I wonder what we can do about this in a general sense. As far as I can tell, the jump threading algorithm is really conservative, which is one reason this isn’t working as well as I’d hope; however, we don’t want to produce irreducible control flow that the other passes would work less effectively on. Thoughts?
I wonder what we can do about this in a general sense. As far as I can tell, the jump threading algorithm is *really* conservative, which is one reason this isn't working as well as I'd hope; however, we don't want to produce irreducible control flow that the other passes would work less effectively on. Thoughts?
Just brainstorming, really, but what about running a less conservative
version of JumpThreading later, _after_ loop passes have run?
I'm confused. In your godbold link you run it with O0 which disables
almost all transformations. If we take the IR, remove the optnone
attribute, run mem2reg and jump-threading we get what I think is
reasonable: Compiler Explorer
Please correct me if I misunderstand anything here.
Here’s a better example. https://godbolt.org/z/fpTyFS
I don’t know what exactly you would need to change in JumpThreading to improve this, but I’m open to ideas.
Well ideally it’d do the same thing as before (with two if statements). Something like:
ret i64 4
It’s not really about needing to be as good as gcc, it’s more that I wonder why the same concept with just two if-else blocks gets optimized yet more doesn’t.
An interesting point to make is that I don’t think it’s jump threading optimizing the original example fully: https://godbolt.org/z/rGvHJk
I am not convinced this is a jump-threading issue, but in the domain
of ScalarEvolution. ScEv would need to find out which of the exits are
taken or whether it loops infinitely. One can see that it exits after
10000 iterations, but ScalarEvolution cannot tell:
Ah, I see. I think there’s something else going on here too, though. https://godbolt.org/z/dCqdvv is optimized away but ScEv doesn’t know whether this loop terminates either.
Wait, you used the same example as I did. I’m confused then; if ScEv is having troubles but it still gets optimized away somewhere, what do you think is doing it?
Hm. I assumed that JumpThreading would be the primary factor in optimizing code like this. Guess not. I’ll need to look into SimplifyCFG to see what prevents it from doing the same thing to the other loop: https://godbolt.org/z/F6NjdG
I think SimplifyCFG could be abusing the undef value for this. If num is defined before the loop, it no longer becomes optimized: https://godbolt.org/z/woHRQf
Your code and the one you have seen in https://bugs.llvm.org/show_bug.cgi?id=44679 are structurally
different. In that latter, setting n to a constant value causes a
branch taken in the next iteration. Your's is a more classic for-loop
from 0 to 2. It is ScalarEvolution's job to find this out. SimplyCFG
job is just to normalize the IR into a form understood by
ScalarEvolution. That is, ScalarEvolution is the primary engine
enabling this.
Ok, thanks for the clarification. So looking into ScalarEvolution is what I’d look into if I wanted to optimize this a bit more? I’m mainly interested in how I’d go about “de-looping” this.

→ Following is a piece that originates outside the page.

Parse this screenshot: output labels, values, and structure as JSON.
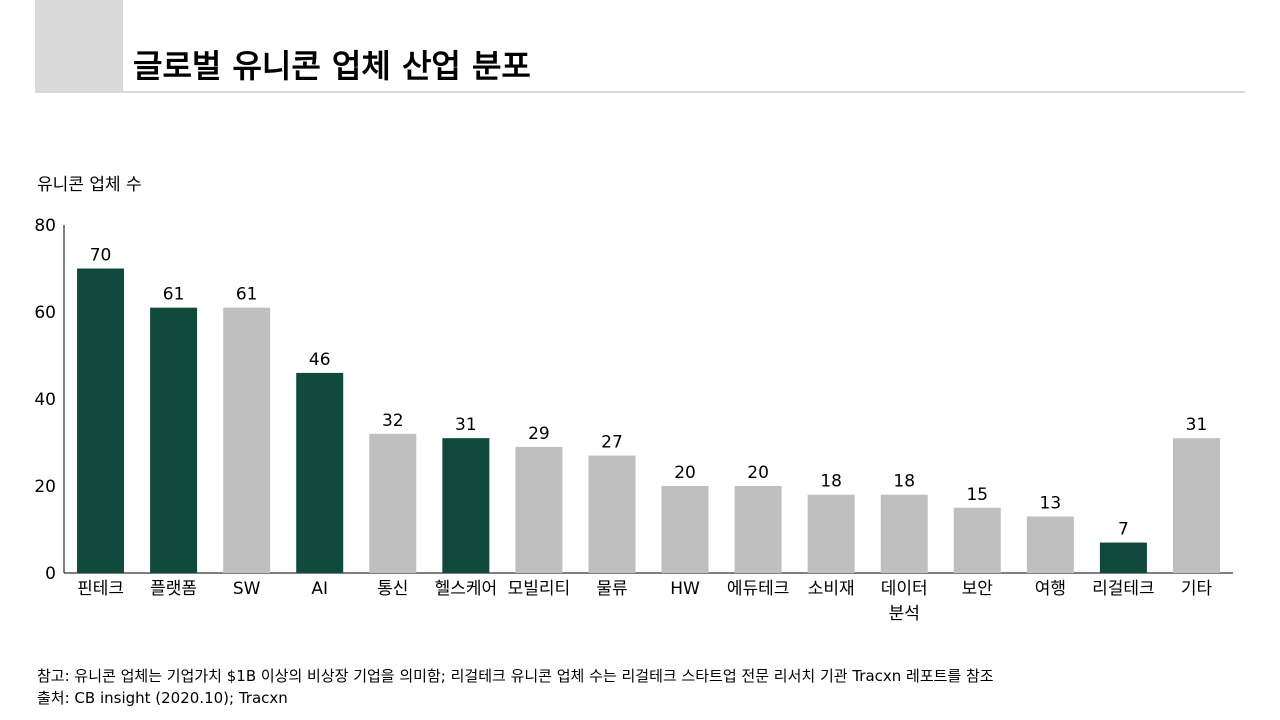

Ideally, with only 2 loop iteration with different code being executed
per execution, it is fully unrolled (-loop-unroll). But for this to
happen, LoopUnroll needs to know the iteration count from
ScalarEvolution. Your code is structured a bit differently than the
typical for-loop, making it a bit more difficult. Canonicalization
(-simplifycfg -loop-rotate -loop-simplify -indvarsimplify) should make
it recognizable.